PrimeNG 9.0.0 Released
PrimeTek is thrilled to announce the PrimeNG 9.0.0 final release to bring first class Angular 9 and Ivy Support along with numerous improvements to the components.
Ivy
Ivy is the next generation compilation and rendering pipeline of Angular which was introduced as an experimental feature back in Angular 8. With Angular 9, Ivy is the enabled by default. PrimeNG 9 supports all Angular 9 applications whether Ivy is enabled or not so there is no restriction on Ivy.
Dialog
The main focus of PrimeNG 9 seems to be the ivy effort and it really is, however we had allocated the time to rewrite the Dialog to resolve all the outstanding issues and improve performance. Kudos to Mert Sincan for his work on the new Dialog.
Accessibility
A full review on the entire suite has been completed for better screen reader and keyboard support for the components.
Changelog
View the changelog for more details.
Download
PrimeNG is licensed under MIT and free to download at NPM.
PrimeNG 7 and PrimeNG 8
If you are on PrimeNG 7 or 8 with no immediate plans to update, we got you covered. PrimeNG LTS is an annual subscription based service to provide a license for the finest compatible version suited to you. LTS covers the prior two versions from the latest release, this means up to 18 months of almost weekly releases to bring the latest defect fixes and security updates to your project. As an example, when PrimeNG moves to Angular 9, PrimeNG 7 and 8 will move to LTS support whereas STS (short term support) versions of PrimeNG 9 will be open source under MIT license for at least 6 months until PrimeNG 10 is released. Here is a timeline to visualize the LTS support.
Special Thanks
We’d like to thank Minko Gechev, Pete Bacon Darwin, Stephen Fluin and Alan Agius for offering their guidance and assisting us. Feels great to be a part of the Angular Community. In addition, our very own Mert Sincan and Yiğit Fındıklı have put in hours and hours to make sure the PrimeNG 9.0.0 is worth the wait.
Roadmap
There are exciting changes ahead, here is a quick sneak peek;
- New modern Galleria component to replace the existing one
- Review components to refactor any part where immutability of props is not preserved, this will make sure the components work seamlessly with state managers
- More complex examples such as Table lazy loading with a real backend
- More examples on extending component styling
- New table features including aggregation and multi field row grouping.

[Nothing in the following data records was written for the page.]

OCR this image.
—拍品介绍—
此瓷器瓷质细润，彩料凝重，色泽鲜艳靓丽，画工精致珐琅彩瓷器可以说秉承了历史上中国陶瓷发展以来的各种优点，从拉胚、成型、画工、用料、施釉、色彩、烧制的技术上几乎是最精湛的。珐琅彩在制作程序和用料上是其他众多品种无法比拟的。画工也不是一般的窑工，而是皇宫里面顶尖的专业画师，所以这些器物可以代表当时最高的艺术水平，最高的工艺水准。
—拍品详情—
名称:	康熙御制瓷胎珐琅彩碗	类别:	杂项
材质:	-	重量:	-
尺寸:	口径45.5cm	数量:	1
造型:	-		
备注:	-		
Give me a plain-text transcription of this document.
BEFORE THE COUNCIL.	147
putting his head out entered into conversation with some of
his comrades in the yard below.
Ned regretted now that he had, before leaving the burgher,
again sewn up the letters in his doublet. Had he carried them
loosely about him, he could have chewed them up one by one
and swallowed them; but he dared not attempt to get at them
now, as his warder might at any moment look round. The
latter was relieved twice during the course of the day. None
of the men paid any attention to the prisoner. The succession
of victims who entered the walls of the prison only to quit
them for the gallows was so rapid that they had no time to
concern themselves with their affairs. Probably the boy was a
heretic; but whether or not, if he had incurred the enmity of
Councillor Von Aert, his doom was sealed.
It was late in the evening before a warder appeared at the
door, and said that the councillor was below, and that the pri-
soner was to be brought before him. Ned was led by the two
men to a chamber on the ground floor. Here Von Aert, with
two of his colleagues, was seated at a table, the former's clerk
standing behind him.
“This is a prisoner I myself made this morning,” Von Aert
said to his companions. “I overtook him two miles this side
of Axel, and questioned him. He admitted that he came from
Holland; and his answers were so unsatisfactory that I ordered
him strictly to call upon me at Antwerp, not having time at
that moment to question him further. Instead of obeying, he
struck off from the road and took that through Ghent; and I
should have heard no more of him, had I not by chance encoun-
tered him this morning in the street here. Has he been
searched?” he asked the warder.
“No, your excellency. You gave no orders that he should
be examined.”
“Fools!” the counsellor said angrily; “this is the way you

- New Tree rendering with support for VirtualScrolling to deal with huge data effectively.
- Update premium templates and designer to officially support PrimeNG 9.
Always bet on Prime!
Peter Messenger
26 February 2020 at 13:14Thank you. Updated the website to the latest, and it is all looking great.
Adel
26 February 2020 at 16:27Thanks for your efforts,
i updated my project to the latest and noticed that the bundle size increased substantially by nearly ~500 kbs , and noticed the unpacked size in node modules is 24 mb compared to 7.4 in V8 so is this a production build ? or do i need to do extra config to compile the project ?
Cagatay Civici
26 February 2020 at 19:129 uses a new build based on ng-packagr which generates far more different outputs like umd bundles, esm, esm2015, fesm and more so the npm package is bigger although in your application, the bundle size won’t be effected.
Dacian Halmagean
27 February 2020 at 18:16If we want to upgrade form primeng 7 to 9, is there a list of widgets that are removed / renamed / replaced so that we should plan effort ?
Thanks
Cagatay Civici
27 February 2020 at 18:18Please see https://github.com/primefaces/primeng/wiki/Migration-Guide
Gucio Zwergusiński
28 February 2020 at 20:08I’m currently trying to update Angular app with PrimeNG and it seems that it is not a ‘Drop-in replacement’ as it is mentioned in the Migration Guide.
I had to replace DialogService import from “primeng/api” to “primeng”, while other service imports seem to work fine.
I also had problems with building application because I was missing dependencies for “quill” and “@full-calendar/core”, which was not needed with PrimeNG 8, unless components that were using it were imported in the app.
Cagatay Civici
29 February 2020 at 12:01We’ll review thanks.
Gucio Zwergusiński
1 March 2020 at 23:54I noticed that if I do import of entire primeng package it also causes problem that you have to install all peer dependencies, even if they are not used, e.g. quill, @fullcalendar/core and chart.js.
If first problem is resolved than second one will be fixed too.
Cagatay Civici
2 March 2020 at 09:41Imports from primeng/primeng is deprecated and should be avoided.
Gucio Zwergusiński
2 March 2020 at 11:32Importing from “primeng/dynamicdialog” works for me. I think documentations needs to be updated as it still shows to use “primeng/api”.
Fernando Pulupa
29 February 2020 at 00:32Hi!
When will they upgrade the premium templates?